#07 - Minox B
スパイカメラとして有名なミノックス。映画やドラマなどにも登場します。ふつうに民生品なのでスパイ以外の人ももちろん使えますよ^ ^。
インプレッション
手のひらに楽々隠れる大きさ。それでいて2mから無限遠までの焦点距離設定が可能で、シャッター速度も1/2から1/1000まで調整可能、ファインダーは自動視差調整機能付きと凝った作りになっています。よくもまあこれだけの機構をこの小さなボディに詰め込んだものだ!(それを完全機械式で!)
ちなみにサイズは約 100 x 30 x 16 mm (突起部を除く)。
ボディはアルミ製。それでいて思ったよりも重みを感じます(実測100g弱)。この小さい筐体の中に精密機械がぎっしりと詰まっていることを感じます。
初代ミノックスが発売されたのが1936年(ラトビアのリガで作られていたので「リガ・ミノックス」)。その後戦争の混乱によりドイツに拠点を移し発展していきます。
わたしのは1958年発売のB型で、セレン光電池発電方式の露出計を内蔵したタイプです。1969年のC型は電子シャッターになりますがこのB型は完全機械式です。
写真でフィルムカートリッジの左に円弧状の部分が見えますが、この部分を押し下げることでスライドを大きく開けてフィルム室にアクセスできるようになります。
ミノックスのフレームサイズは 8 X 11 mm 。面積比較で、35mm 版(24 x 36mm)の 1/9 弱。これだけの面積で満足のいく画質を得るために、光学系もしっかりと作られている、のだろうと思います。
祖父からこのミノックスを譲り受けた頃は、ミノックス用フィルムはふつうに流通していましたので、頻度こそ少ないですがふつうに使っていました。でもこの頃わたしは単なる親バカ写真家でしたので、カメラやフィルムによる写りの違いなどということにはまるで無頓着。
作例もなく、写りの言及もできずすいません!
A4サイズの大きさであれば約50cmの距離で写すことができます。専用チェーンに距離の目安を示す印がついていますので、これを参考に距離を設定できる優れものです。
おわりに
Minox B は機械式カメラなのでカメラとしてはまだまだ壊れることもなく動いてくれます。
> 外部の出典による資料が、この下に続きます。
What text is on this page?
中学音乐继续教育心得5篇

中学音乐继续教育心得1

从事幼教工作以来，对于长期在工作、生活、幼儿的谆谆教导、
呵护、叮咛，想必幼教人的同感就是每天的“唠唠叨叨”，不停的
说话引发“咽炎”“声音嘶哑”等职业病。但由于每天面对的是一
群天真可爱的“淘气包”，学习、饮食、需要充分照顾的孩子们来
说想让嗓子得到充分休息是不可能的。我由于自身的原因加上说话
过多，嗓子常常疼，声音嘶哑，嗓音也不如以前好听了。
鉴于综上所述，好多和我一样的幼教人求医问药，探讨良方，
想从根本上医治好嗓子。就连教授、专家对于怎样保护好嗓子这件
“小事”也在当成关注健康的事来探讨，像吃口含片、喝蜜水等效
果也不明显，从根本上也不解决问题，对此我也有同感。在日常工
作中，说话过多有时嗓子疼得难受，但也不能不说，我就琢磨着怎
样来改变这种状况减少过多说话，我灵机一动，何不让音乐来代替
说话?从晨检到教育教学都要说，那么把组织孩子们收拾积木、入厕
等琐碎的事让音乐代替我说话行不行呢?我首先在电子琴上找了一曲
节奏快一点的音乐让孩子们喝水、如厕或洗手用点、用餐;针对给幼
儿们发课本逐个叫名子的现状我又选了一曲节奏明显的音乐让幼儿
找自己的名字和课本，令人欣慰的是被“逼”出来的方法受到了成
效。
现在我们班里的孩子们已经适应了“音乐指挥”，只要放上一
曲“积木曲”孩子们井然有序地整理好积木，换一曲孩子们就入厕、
でも残念なことに、フィルム入手や現像サービスなどを考えると、気軽に運用することはどんどん難しくなってきています。
もうわたしがこのカメラを使うことはないだろうな、そう思うと少しさみしい気分になります。
「道具(カメラ)は使わなければ意味がない」?
でも「使えなくなった(使わなくなった)このカメラに価値はない」という訳ではないと思っています。このカメラには人々の創意工夫が詰まっていて、このカメラにはその創意工夫の記憶としての価値があると感じています。
あれ? なんかややこしいことを書きはじめてしまいましたが、このカメラ、メカ好きのわたしにとって触っているだけでワクワクするカメラです!